Another Rant: The Funranium Labs Customer Service Ethos

I do my best to compose these posts with the appropriate level of insobriety fueling me. I like to think that it allows me to summon the correct creativity needed to share More Awesome. In this case, it is the vitriol directed at organizations Doin’ It Wrong.

This morning I just shipped a replacement Stein of Science to a gentleman in Hawaii since the postal service decided to play hockey with his package. I’m girding myself to file the insurance claim (which I slap on every stein shipment for just this reason) but I am warmed by the thanks I received for turning a replacement out in 48hrs and not charging to ship it. With friends from Hawaii and Alaska, I know how goddamn irritating it is to see “Offer Not Available in AK & HI”. May your new stein arrive safely, Max.

I’m often complimented on my customer service and I can credit it to a couple of places: a childhood doing retail sales in a pet store run by my parents and the bad customer service I receive on a daily basis from a dozen or so major companies. Rather than be infuriated to the point I decide obliteration of all customer service reps is the only solution, I try to learn a lesson of what is going wrong here.

And if by some reason Wells Fargo, Bank of America, Verizon, AT&T, PG&E, United Airlines, Delta Airlines, Enterprise Car Rental, Kaiser Permanente, Delta Dental, the California Department of Motor Vehicles, or Fry’s Electronics are reading this, please know that I have had the teeth gritting opportunity to learn something from all of you.

The primary failure all of these organizations have had is by approaching their customer service as a potential expense rather than an opportunity to make a future sale. Sure, the future is a nebulous place whereas the cash they already got from me is SOLID. Can’t take the future to the bank. However Verizon, as my favorite dead horse to beat, may rest assured that that they so thoroughly held on to the value of the original sale that they lost a customer of 10 years, my business for the foreseeable future, and (as they’re still getting here) continued bad word of mouth exposure. AT&T has definitely not endeared itself to me but they haven’t, thus far, managed to pass the very high irritation bar Verizon established.

How did these organizations fail me and so many others? One could list the myriad ways, but it comes from failure to understand the fundamental exchange in customer service, which is this:

YOUR CUSTOMER HAS A PROBLEM. THEY NEED YOUR HELP.

It’s really that simple. The next part is figuring out what the problem actually is and what help you can give.The customer has not contacted you because they feel like having a chat and have nothing better to do. If there was something wrong but it wasn’t important, they wouldn’t be spending their time to tell you about their problem.

Unfortunately, I find that customer service normally treats the problem as being “there is a customer trying to take the company’s money away”. The customer’s time is irrelevant to them as this isn’t something that can be seen in the balance sheet, so there is no particular incentive to be expedient. Customer service staff wages are already paid for so there is no particular bottom line gain to the company for them being expedient, only more money lost due to the increased number of refunds and return authorizations they process.

Another matter is the empowerment of service personnel. For large organizations, first tier customer service folks are a gauntlet for the customer to prove they are worthy of service. I can think of few jobs more depressing than one with scripted service interactions. You don’t have the power to approve anything, just provide roadblocks to quickly deny access to the rest of the customer service chain. A former corporate buyer I knew had the habit of immediately asking customer service representatives, “Do you have the authority to approve this?” If the answer was no, she asked for the rep’s supervisor, and repeated the question until she got to someone in sufficient authority to make a decision other than “No”. If you refused to pass her along or, even worse, your script took people like her into account and forced her through the gauntlet, there was price to paid, literally.

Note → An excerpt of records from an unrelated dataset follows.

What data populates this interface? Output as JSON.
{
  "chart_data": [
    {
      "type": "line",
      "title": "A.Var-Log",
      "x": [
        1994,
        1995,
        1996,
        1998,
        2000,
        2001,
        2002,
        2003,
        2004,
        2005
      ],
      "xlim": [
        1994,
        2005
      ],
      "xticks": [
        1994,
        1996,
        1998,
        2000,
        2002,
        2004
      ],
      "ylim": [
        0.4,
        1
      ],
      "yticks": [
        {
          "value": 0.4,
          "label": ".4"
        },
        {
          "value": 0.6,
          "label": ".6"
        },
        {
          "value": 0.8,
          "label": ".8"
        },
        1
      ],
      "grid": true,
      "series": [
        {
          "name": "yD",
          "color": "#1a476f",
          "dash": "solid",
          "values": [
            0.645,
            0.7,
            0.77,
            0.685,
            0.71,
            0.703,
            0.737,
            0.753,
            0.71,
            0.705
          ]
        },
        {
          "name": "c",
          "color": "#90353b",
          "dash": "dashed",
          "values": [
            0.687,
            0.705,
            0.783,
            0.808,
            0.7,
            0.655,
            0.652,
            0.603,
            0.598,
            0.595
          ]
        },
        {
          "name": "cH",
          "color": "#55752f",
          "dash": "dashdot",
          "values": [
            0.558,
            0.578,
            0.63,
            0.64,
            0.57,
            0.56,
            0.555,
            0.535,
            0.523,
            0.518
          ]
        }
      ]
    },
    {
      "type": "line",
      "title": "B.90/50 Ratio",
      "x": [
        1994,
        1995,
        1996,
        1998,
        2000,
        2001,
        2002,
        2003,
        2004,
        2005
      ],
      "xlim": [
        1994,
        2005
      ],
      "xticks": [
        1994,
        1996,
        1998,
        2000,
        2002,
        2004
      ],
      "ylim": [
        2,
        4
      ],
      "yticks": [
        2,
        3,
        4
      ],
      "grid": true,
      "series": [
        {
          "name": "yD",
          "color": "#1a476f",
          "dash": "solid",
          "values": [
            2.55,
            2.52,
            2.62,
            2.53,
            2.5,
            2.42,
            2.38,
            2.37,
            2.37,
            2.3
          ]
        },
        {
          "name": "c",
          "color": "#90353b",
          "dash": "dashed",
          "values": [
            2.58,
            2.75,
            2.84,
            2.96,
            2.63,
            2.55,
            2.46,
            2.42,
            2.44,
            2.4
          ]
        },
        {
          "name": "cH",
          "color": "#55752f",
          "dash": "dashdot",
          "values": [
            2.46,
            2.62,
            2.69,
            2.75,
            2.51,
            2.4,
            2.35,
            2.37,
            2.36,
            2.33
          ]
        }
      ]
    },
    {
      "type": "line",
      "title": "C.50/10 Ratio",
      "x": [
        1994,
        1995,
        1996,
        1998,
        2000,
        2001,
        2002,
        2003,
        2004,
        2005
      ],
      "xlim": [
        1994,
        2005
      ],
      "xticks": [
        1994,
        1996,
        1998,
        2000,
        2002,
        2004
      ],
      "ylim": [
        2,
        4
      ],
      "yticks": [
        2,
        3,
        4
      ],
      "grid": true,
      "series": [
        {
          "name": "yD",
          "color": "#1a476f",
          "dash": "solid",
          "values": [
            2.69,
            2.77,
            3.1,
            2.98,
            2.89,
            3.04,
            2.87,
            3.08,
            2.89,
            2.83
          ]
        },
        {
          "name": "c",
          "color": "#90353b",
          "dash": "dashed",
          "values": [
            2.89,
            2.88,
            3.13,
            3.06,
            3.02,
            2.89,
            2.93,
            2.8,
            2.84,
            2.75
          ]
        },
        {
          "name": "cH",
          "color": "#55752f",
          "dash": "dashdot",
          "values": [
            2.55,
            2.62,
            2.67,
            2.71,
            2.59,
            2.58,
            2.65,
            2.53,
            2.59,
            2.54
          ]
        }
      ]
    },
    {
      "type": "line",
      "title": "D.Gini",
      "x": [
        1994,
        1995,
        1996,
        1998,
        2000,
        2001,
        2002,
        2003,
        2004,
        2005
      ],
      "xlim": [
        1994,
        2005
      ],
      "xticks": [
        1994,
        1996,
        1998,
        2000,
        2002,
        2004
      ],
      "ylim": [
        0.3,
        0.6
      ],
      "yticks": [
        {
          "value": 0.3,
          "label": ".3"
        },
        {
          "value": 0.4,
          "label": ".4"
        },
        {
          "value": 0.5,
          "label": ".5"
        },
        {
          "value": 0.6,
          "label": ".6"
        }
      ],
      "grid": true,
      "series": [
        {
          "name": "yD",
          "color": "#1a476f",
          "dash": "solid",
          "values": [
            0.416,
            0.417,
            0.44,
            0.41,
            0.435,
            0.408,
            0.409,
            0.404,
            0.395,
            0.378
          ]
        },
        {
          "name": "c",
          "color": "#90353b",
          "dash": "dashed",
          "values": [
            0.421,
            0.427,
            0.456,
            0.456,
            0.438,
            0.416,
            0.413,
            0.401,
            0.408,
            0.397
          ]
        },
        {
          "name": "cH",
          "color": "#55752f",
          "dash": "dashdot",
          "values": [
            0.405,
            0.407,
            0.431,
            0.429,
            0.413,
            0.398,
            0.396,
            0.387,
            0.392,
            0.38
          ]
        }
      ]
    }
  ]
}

She billed them for her wasted time on the next invoice they sent her.

The lesson she taught me was, from the customer perspective, the entire customer service hierarchy is superfluous until you get to the point that you hit someone that can make decisions. So, why don’t they have the authority? Either they hired incompetents too untrainable to have this authority OR the employees aren’t trusted to work in the company’s interest. Either way, this isn’t a good sign for the future of the company’s stock.

The alternative is that they simply don’t give a flying fuck once they get your cash. See also: Death by Phone Tree, now with mystery auto-disconnects.

For better or for worse, Funranium Labs is me, my very patient webmaster, my even more patient Lovely Assistant, and the very brave volunteers that fill out the ranks of the Ambassadors…but mainly me. I would like to thank all the organizations that have given me so many object lessons in how to treat you all well. I think I’ve got it down to the point that I could do without any further education.

Oh wait, I have an insurance claim to make with USPS. Pardon me…it’s time to go take an advanced course.